È un saggio che si muove su un territorio di interscambi artistici tuttora in corso e che quindi possiede molti stimoli rivolti al futuro. Così esordisce Cuccaroni:
Nuovi tipi di testualità si producono, nelle opere poetiche, dall’ibridazione del linguaggio verbale con quello musicale, per-formativo, visivo, informatico. Accanto al genere lirico, predominante nella modernità sino alla fine del Novecento, si è costituita, soprattutto grazie alla diffusione dei dispositivi audiovisivi e all’avvento di internet, la galassia della poesia ibrida.
E aggiunge subito dopo: «È una galassia in formazione, difficile da perimetrare». È possibile, tuttavia, ripercorrere i caposaldi storici con i vari pionieri, che sono, guarda un po’, autori con i quali ho avuto rapporti amicali: Lamberto Pignotti per la poesia visiva, Gianni Toti per la videopoesia, Giovanni Fontana per il “testo sonoro”, Nanni Balestrini e Caterina Davinio per la poesia elettronica, tutto un terreno di sperimentazione al di là dei confini del cosiddetto “testo lineare”.
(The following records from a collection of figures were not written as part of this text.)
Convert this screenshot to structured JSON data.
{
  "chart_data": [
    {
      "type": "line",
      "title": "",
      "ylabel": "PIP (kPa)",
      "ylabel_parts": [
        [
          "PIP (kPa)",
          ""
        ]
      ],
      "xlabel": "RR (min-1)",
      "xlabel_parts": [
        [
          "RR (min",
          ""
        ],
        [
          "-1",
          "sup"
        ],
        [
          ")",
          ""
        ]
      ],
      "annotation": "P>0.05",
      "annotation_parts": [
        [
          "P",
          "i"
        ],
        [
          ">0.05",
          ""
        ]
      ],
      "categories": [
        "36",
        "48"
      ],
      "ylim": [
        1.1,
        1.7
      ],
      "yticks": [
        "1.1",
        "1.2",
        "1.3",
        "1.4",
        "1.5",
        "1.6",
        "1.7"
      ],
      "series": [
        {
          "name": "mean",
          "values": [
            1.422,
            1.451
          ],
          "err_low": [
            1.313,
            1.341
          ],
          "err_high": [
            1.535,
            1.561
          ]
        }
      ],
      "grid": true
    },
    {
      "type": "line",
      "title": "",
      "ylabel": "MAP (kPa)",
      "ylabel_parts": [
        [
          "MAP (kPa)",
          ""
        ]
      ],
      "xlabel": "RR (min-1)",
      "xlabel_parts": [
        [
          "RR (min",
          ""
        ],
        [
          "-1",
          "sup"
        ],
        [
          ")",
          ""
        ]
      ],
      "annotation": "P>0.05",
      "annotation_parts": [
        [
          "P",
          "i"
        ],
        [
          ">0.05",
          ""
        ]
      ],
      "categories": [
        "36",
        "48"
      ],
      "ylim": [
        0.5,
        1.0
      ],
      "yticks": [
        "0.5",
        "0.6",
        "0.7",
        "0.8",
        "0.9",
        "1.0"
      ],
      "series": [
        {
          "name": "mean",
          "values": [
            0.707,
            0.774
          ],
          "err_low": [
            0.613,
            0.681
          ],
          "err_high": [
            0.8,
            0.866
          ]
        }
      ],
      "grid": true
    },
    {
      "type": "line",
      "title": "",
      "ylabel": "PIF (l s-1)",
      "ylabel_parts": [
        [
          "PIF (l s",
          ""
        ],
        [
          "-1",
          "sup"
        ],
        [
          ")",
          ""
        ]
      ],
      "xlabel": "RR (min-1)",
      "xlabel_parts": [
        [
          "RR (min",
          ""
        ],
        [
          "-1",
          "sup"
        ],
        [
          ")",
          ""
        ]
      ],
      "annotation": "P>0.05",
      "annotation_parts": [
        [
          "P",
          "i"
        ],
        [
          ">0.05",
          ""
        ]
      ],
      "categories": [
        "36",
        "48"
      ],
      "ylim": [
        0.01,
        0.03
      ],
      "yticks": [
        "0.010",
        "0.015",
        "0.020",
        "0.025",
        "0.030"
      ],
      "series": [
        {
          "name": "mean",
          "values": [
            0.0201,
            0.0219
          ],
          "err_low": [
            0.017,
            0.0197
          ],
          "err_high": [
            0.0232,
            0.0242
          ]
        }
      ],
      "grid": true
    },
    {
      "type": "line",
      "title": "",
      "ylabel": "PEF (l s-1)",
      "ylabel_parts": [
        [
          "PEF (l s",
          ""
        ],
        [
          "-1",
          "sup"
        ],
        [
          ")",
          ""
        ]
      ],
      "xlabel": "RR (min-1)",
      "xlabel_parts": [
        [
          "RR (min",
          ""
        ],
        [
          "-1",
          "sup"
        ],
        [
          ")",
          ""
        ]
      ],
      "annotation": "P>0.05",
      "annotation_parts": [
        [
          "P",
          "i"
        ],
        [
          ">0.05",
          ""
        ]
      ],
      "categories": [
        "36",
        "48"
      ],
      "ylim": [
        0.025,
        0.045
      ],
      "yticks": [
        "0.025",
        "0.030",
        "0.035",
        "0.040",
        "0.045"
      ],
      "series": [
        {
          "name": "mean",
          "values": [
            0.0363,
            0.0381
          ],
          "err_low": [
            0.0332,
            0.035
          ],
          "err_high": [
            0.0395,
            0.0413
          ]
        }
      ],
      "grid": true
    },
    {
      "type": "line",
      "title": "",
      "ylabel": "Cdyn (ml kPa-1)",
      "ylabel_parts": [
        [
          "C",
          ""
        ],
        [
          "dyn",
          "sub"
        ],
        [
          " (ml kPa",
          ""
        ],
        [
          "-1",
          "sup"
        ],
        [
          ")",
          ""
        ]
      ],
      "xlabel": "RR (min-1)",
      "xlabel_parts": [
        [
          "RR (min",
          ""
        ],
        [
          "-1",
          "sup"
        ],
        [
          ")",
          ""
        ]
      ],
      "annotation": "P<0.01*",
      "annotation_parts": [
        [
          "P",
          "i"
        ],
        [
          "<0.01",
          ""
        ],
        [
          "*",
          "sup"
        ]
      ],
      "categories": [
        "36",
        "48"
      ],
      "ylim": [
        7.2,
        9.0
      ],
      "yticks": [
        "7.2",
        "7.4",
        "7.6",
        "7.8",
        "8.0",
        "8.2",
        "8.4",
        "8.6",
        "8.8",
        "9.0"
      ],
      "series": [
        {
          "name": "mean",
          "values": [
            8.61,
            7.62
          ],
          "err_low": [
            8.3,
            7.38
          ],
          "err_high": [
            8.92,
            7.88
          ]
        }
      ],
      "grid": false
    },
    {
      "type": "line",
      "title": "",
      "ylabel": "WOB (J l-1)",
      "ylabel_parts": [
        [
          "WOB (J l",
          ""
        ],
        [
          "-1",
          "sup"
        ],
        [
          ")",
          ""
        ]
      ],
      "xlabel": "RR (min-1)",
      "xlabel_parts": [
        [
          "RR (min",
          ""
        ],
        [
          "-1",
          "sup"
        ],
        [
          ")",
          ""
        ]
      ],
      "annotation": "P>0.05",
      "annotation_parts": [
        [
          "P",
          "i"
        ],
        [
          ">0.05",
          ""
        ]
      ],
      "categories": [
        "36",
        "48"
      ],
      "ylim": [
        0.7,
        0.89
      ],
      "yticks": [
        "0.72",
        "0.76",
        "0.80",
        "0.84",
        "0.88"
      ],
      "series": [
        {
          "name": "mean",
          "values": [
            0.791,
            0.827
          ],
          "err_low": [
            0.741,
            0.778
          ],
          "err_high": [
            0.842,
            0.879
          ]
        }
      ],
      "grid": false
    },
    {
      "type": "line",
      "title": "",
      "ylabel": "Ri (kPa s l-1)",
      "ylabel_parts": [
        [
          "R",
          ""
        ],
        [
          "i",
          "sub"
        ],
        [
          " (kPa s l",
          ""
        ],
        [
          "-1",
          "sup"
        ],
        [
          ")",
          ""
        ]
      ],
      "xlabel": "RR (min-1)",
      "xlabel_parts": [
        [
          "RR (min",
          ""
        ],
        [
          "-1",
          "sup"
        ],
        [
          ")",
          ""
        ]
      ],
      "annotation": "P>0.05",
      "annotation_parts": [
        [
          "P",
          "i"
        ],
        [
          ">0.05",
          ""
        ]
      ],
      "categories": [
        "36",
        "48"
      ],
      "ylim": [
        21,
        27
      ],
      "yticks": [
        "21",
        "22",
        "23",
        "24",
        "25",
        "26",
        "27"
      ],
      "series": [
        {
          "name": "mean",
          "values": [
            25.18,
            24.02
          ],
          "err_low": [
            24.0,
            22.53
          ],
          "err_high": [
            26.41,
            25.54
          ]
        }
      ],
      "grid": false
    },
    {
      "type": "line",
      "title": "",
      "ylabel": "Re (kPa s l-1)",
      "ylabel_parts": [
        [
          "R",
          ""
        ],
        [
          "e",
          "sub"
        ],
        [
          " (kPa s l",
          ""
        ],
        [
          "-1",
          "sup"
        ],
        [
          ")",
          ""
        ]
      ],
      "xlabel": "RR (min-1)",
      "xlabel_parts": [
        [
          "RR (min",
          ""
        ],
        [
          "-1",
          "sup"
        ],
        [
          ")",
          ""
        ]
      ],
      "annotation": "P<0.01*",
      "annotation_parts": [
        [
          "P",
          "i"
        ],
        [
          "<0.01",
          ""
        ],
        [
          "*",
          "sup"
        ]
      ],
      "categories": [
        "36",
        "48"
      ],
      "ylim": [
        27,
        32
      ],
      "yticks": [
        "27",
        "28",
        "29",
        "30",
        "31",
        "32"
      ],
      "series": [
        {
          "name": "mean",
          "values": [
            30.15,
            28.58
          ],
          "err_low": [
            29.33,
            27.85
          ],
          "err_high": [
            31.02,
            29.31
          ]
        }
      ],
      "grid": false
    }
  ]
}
Dove sono importanti anche le precisazioni sull’uso della ibridità. Per esempio, a proposito dei collage di Pignotti (che Cuccaroni descrive con una esattissima ecfrasi) troviamo colta davvero bene il rovesciamento che avviene delle immagini pubblicitarie:
I collage di Pignotti con le figurine dell’amore sono un atto di svelamento della verità che si cela dietro l’ideologia, dietro la propaganda, dietro gli slogan. Con una mimesi diretta della società dei consumi e un montaggio straniante Pignotti ci mostra qual è il meccanismo di seduzione con cui il capitalismo ci induce a servirlo, così come il feudalesimo induceva a servire il signore.
Ironia e straniamento che ancor oggi forniscono lezioni decisive.
E vediamo che in generale, nell’ampio ventaglio delle soluzioni (tra avanguardia e postmoderno e anche con casi più tradizionali) l’ibridità porta con sé due ordini fondamentali di conseguenze: 1) lo sconfinamento, l’uscita fuori di sé e dagli steccati dei generi e dei modi configurati dall’abitudine, fuori quindi anche da una certa ritualità estetica; 2) il rapporto con la tecnica che il secondo mezzo costringe ad avvicinare, per cui il poeta si fa artista figurativo, attore, videomaker, ecc. – e l’opera prende una certa tendenza all’impersonalità, evidentissima nel collage sopradescritto (Pignotti non dice niente di sé, però molto, moltissimo, sul sistema della comunicazione che lo circonda). La contaminazione può arrivare fino all’ultimo grido come nell’ultimo capitolo dedicato al PJ (Poetry Jockey) Luigi Socci e alla sua ripresa, tra l’altro, del testo e della voce di Sanguineti. Che suggerisce a Cuccaroni la frase finale del suo libro:
Socci, nelle sue vesti di PoetryJockey, ha travestito il gioco verbale di Sanguineti in un gioco musicale, praticando la poesia a modo suo, prendendo quindi in parola il pre-testo, allo stesso tempo tradendolo e straniandolo, allo scopo di riattivarne la carica libertaria.
“Straniamento” e “carica libertaria”: come non essere d’accordo? Viva l’ibrido, dunque e che in una società multietnica l’arte ci insegni che l’identità è sempre mista. Siamo tutti un po’ ibridi, n’est-ce pas?